Crianças e jovens em acolhimento: da provisão à participação
Sabemos que a participação das crianças em questões que lhes dizem respeito impacta positivamente o seu desenvolvimento.
De acordo com a Convenção sobre os Direitos da Criança (ONU, 1989), ratificada por Portugal em 21 de Setembro de 1990, as crianças devem ver assegurado o direito à participação, nomeadamente, a “exprimir livremente a sua opinião sobre as questões que lhe respeitem”, devendo esta opinião ser tomada em consideração (artigo 12).
Nesta linha, Laura Lundy propôs um modelo de participação das crianças que tem sido utilizado por diferentes organizações com vista à promoção efetiva deste direito em diferentes contextos de desenvolvimento.
O modelo baseia-se em quatro conceitos-chave: Espaço (as crianças devem ter contextos seguros para expressar as suas perspetivas), Voz (devem ser promovidas ou facilitadas diferentes formas de ter voz e de expressar as suas perspetivas), Audiência (estas perspetivas das crianças devem ser ouvidas por quem tem responsabilidade) e Influência (estas perspetivas devem ser consideradas, sempre que apropriado). Apesar destas orientações teóricas e das recomendações nacionais e internacionais neste domínio, nem sempre estão asseguradas as condições para a participação das crianças e jovens.
Não obstante, sabemos que a participação das crianças em questões que lhes dizem respeito impacta positivamente o seu desenvolvimento, sendo que tal se afigura particularmente crítico quando se trata de crianças e jovens em risco e perigo.

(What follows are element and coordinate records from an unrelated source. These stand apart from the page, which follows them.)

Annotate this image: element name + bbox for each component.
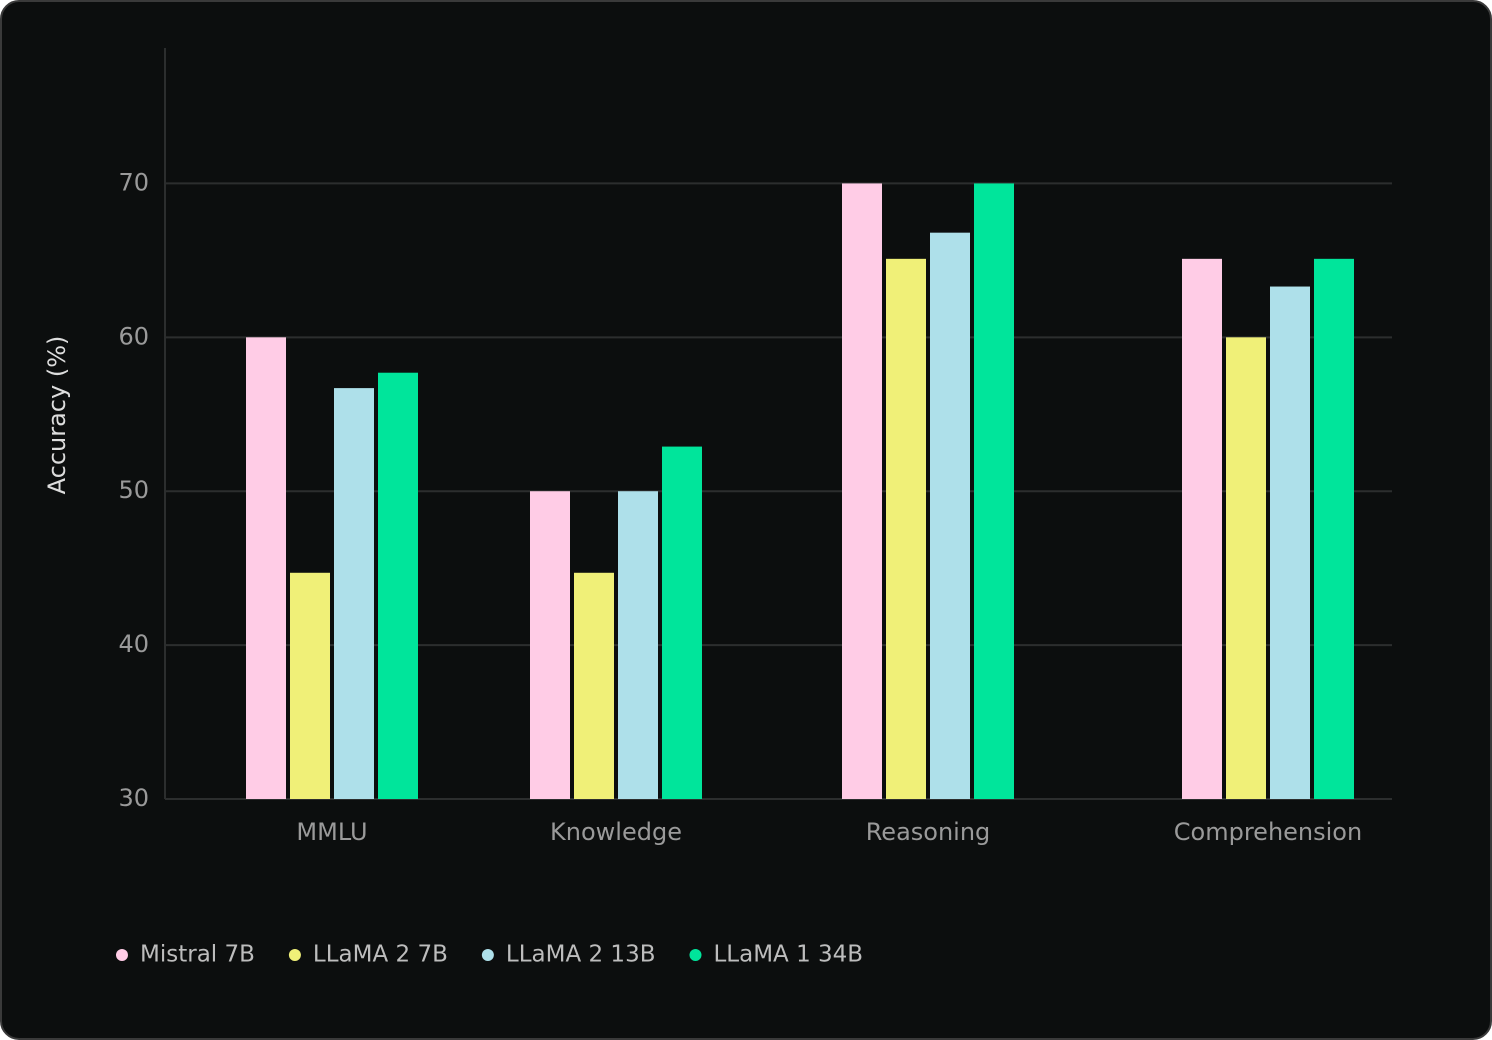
- y-axis-label: Accuracy (%): [43, 336, 71, 495]
- legend-label: LLaMA 2 13B: [506, 942, 656, 968]
- bar: [1314, 258, 1354, 800]
- x-tick-label: Reasoning: [866, 818, 991, 846]
- bar: [574, 572, 614, 799]
- bar: [378, 372, 418, 799]
- y-tick-label: 50: [118, 476, 149, 504]
- bar: [662, 446, 702, 799]
- legend-marker: [288, 949, 301, 961]
- bar: [1182, 258, 1222, 800]
- x-tick-label: Knowledge: [550, 818, 682, 846]
- bar: [842, 183, 882, 800]
- legend-marker: [481, 949, 494, 961]
- bar: [886, 258, 926, 800]
- legend-label: Mistral 7B: [140, 942, 255, 968]
- bar: [618, 491, 658, 799]
- bar: [246, 337, 286, 799]
- bar: [334, 388, 374, 799]
- bar: [930, 232, 970, 800]
- bar: [1270, 286, 1310, 799]
- legend-marker: [689, 949, 702, 961]
- y-tick-label: 70: [118, 168, 149, 196]
- bar: [1226, 337, 1266, 799]
- x-tick-label: Comprehension: [1174, 818, 1362, 846]
- y-tick-label: 40: [118, 630, 149, 658]
- y-tick-label: 30: [118, 784, 149, 812]
- legend-label: LLaMA 1 34B: [713, 942, 863, 968]
- bar: [290, 572, 330, 799]
- legend-label: LLaMA 2 7B: [313, 942, 448, 968]
- bar: [530, 491, 570, 799]
- bar: [974, 183, 1014, 800]
- x-tick-label: MMLU: [296, 818, 367, 846]
- y-tick-label: 60: [118, 322, 149, 350]
- legend-marker: [116, 949, 128, 961]
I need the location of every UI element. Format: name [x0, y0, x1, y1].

A Lei de Proteção de Crianças e Jovens em Perigo, na sua revisão de 2015, passou a contemplar o direito das crianças e jovens em acolhimento a serem ouvidos e a participarem ativamente nos diferentes aspetos da sua vida, incluindo o seu projeto de promoção e proteção.
De acordo com o relatório CASA (2022), em 2021, as crianças e jovens em acolhimento consideram que nem sempre as regras são pensadas e discutidas com eles/as, o que nos faz refletir sobre como assegurar mais oportunidades de participação nestes contextos.
Com efeito, um estudo recente que realizámos com profissionais a desempenhar funções em acolhimento residencial em Portugal (Magalhães et al., 2022) revela que recursos humanos qualificados em acolhimento residencial (e.g., empáticos), e que se sentem apoiados pela direção das casas de acolhimento, são percebidos enquanto facilitador da participação neste contexto.
Além disso, embora os profissionais reconheçam que as dificuldades emocionais e comportamentais dos jovens acolhidos podem constituir-se enquanto desafio à promoção da participação, também reconhecem que os benefícios da participação são em larga medida para o ajustamento dos jovens: potenciam o seu empoderamento, bem-estar, competências de vida, autonomia e cidadania.
Por todos estes motivos, e também porque a intervenção em acolhimento residencial é de maior qualidade quando envolve a participação das crianças e jovens, importa assegurar que respeitar os direitos destas crianças inclui, mas não se limita a garantir, os direitos de provisão e proteção. Considerar as crianças e jovens enquanto agentes ativos no seu processo de desenvolvimento, e neste caso, também de promoção e proteção, é fundamental.